Opromieniona słońcem Monika Richardson poleruje auto na stacji. Dżentelmeński partner dziennikarki zapłacił za paliwo (ZDJĘCIA)
Mimo krótkiego stażu nowego związku Monika Richardson udowodniła, że jest w stanie wiele znieść dla skazanego partnera. Mężczyzna wyraźnie odżył po uniknięciu kary więzienia. Wybuch wiosny, z której może nieskrępowanie korzystać, skłonił go do wykazania hojnego gestu wobec ukochanej.
Ten związek od początku budził olbrzymie kontrowersje.
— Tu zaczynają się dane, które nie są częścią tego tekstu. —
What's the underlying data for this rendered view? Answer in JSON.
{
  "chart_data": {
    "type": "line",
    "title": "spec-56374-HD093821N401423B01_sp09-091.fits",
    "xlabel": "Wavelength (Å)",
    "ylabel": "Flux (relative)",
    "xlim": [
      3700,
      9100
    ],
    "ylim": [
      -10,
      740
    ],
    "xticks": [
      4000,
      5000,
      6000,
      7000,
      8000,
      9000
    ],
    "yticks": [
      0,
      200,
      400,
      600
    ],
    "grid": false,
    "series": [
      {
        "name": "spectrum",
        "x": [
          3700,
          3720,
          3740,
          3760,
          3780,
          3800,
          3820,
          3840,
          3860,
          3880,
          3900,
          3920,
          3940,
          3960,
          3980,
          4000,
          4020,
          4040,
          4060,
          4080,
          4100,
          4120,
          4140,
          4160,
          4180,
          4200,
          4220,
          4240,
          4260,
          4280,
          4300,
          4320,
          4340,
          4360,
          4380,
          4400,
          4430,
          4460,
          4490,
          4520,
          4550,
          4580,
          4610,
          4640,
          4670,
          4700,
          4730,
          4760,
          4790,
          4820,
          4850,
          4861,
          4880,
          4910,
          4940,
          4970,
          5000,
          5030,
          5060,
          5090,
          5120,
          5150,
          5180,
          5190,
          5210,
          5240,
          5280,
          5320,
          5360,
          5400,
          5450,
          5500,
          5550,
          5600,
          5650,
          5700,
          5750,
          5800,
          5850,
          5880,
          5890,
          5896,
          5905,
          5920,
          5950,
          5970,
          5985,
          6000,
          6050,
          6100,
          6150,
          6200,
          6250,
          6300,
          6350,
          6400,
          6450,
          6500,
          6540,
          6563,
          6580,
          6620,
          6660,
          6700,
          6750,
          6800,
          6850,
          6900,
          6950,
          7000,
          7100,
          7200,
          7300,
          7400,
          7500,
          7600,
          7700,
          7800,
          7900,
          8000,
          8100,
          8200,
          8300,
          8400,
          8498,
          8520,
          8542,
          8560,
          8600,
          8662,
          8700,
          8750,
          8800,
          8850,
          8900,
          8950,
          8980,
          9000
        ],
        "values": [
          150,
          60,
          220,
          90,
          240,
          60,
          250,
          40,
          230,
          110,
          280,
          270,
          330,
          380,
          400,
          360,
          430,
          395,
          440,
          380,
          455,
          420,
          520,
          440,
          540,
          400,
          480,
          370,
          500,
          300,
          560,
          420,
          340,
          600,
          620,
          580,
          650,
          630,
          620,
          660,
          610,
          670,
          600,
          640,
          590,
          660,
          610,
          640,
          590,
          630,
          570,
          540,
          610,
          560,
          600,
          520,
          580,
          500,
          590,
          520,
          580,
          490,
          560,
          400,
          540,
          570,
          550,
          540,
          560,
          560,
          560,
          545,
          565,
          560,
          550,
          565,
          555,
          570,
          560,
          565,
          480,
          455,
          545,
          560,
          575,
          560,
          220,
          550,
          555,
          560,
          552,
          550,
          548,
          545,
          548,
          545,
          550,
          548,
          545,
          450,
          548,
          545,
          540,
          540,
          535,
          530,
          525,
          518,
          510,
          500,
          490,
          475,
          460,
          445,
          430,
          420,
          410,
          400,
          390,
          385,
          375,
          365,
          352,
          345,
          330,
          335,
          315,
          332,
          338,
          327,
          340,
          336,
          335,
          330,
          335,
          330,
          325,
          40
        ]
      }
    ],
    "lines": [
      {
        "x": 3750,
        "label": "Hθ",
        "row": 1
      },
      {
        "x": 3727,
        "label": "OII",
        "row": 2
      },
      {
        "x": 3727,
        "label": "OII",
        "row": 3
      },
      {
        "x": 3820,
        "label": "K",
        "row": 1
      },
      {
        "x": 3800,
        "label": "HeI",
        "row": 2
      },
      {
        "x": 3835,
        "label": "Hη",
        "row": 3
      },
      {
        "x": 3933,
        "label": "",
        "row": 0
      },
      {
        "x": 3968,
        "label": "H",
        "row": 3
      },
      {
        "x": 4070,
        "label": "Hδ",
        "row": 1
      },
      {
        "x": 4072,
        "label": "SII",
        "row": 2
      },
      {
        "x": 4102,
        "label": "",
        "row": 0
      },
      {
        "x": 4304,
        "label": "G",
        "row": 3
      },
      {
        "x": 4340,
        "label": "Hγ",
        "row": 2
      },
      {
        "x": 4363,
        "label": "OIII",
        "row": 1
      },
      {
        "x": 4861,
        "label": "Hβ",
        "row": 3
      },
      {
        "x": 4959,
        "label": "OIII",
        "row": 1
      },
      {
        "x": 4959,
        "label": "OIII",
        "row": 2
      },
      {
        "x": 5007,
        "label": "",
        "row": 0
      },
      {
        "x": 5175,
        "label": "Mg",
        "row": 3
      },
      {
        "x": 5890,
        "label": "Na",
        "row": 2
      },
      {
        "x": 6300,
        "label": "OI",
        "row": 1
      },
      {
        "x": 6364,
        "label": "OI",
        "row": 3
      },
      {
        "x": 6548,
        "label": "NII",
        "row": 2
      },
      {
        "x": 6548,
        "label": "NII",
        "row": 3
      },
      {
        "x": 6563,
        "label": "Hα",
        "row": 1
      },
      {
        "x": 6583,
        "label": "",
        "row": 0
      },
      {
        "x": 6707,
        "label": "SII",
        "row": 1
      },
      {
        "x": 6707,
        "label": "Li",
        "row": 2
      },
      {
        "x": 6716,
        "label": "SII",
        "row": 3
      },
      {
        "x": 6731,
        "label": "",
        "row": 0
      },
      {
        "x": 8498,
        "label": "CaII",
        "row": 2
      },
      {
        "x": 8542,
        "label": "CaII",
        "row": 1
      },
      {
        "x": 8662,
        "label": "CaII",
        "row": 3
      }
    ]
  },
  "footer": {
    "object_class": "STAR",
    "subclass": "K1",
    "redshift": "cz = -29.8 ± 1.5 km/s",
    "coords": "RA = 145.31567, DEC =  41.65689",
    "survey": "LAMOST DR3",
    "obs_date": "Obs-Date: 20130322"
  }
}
Niezrażona miłosnymi niepowodzeniami Monika Richardson otworzyła swe gołębie serce dla mężczyzny będącego na bakier z prawem. Wraz z nadejściem nowego roku zamieszkała z tajemniczym Arturem, oskarżanym w przeszłości m.in. o wyłudzenia podatku VAT. To jedynie wierzchołek licznych przestępstw, jakich miał się dopuścić.
ZOBACZ: Ukochany Moniki Richardson ma kryminalną przeszłość. Nie zgadniecie, za co siedział w WIĘZIENIU
Dawna gwiazda Telewizji Polskiej najwidoczniej wyszła z założenia, że każdy zasługuje na drugą szansę. Przypomnijmy, że jeszcze kilka tygodni temu nad mężczyzną krążyło widmo 3-letniego pobytu w więziennej celi. Po ogłoszeniu korzystnego dla niego wyroku sądu, natychmiast skierował swoje kroki do ukochanej, kontynuując miłosną sielankę.
47-latek może cieszyć się urokami upragnionej wolności, lecz mimo to zobowiązany jest do uiszczenia kary pieniężnej w wysokości bagatela 2,5 mln złotych. Mimo perspektywy utraty znacznej części majątku, postanowił nie oszczędzać na partnerce. Podczas kiedy Monika Richardson zadbała o stan czystości swojego audi, prężąc się ze ściągaczką do szyb w dłoni, szczodry Artur uregulował rachunek za paliwo opiewający na niespełna 170 złotych.
Dziennikarki tego dnia nie opuszczał dobry nastrój. Pytanie tylko, co skuteczniej wpłynęło na jej uśmiechy posyłane w stronę towarzyszących jej fotoreporterów: promienie wiosennego słońca, czy raczej radość z możliwości spędzania kolejnych wspólnych chwil u boku wybranka?
Monika Richardson od lat pozostaje wierna jednej marce samochodów. Tym razem wreszcie nie musimy rozpisywać się na temat niewłaściwego zaparkowania auta przez jednego ze znanych kierowców.
Rosnące ceny benzyny coraz bardziej drenują portfele Polaków. Niestety, chcąc sprawnie przemieszczać się ulicami stolicy, trzeba liczyć się ze zwiększonymi wydatkami.
Właścicielka szkoły językowej wzięła się ostro do pracy. Korzystając z okazji, podwinęła rękawy beżowej koszuli, starannie polerując swoje audi.
Jej życiowy partner, jak na mężczyznę z klasą przystało, wyciągnął kartę płatniczą i pokrył koszty tankowania. Przy okazji zaopatrzył się w gazetę.
Patrząc na jej szatę graficzną, możemy przypuszczać, że Monika i Artur są zagorzałymi czytelnikai brukowców. 52-latka będzie czytała doniesienia o swoich koleżankach i kolegach, przegryzając świeżą przekąskę.
We wnętrzach tak błyszczącego auta śmiało można pokazać się na mieście. Mężczyzna wyręczył swoją ukochaną w prowadzeniu pojazdu.
Nawet znani i lubiani nie wywiną się od podwyżek cen na stacjach benzynowych. Blisko 24,5 litra benzyny 98 uszczupliło stan konta o prawie 170 zł.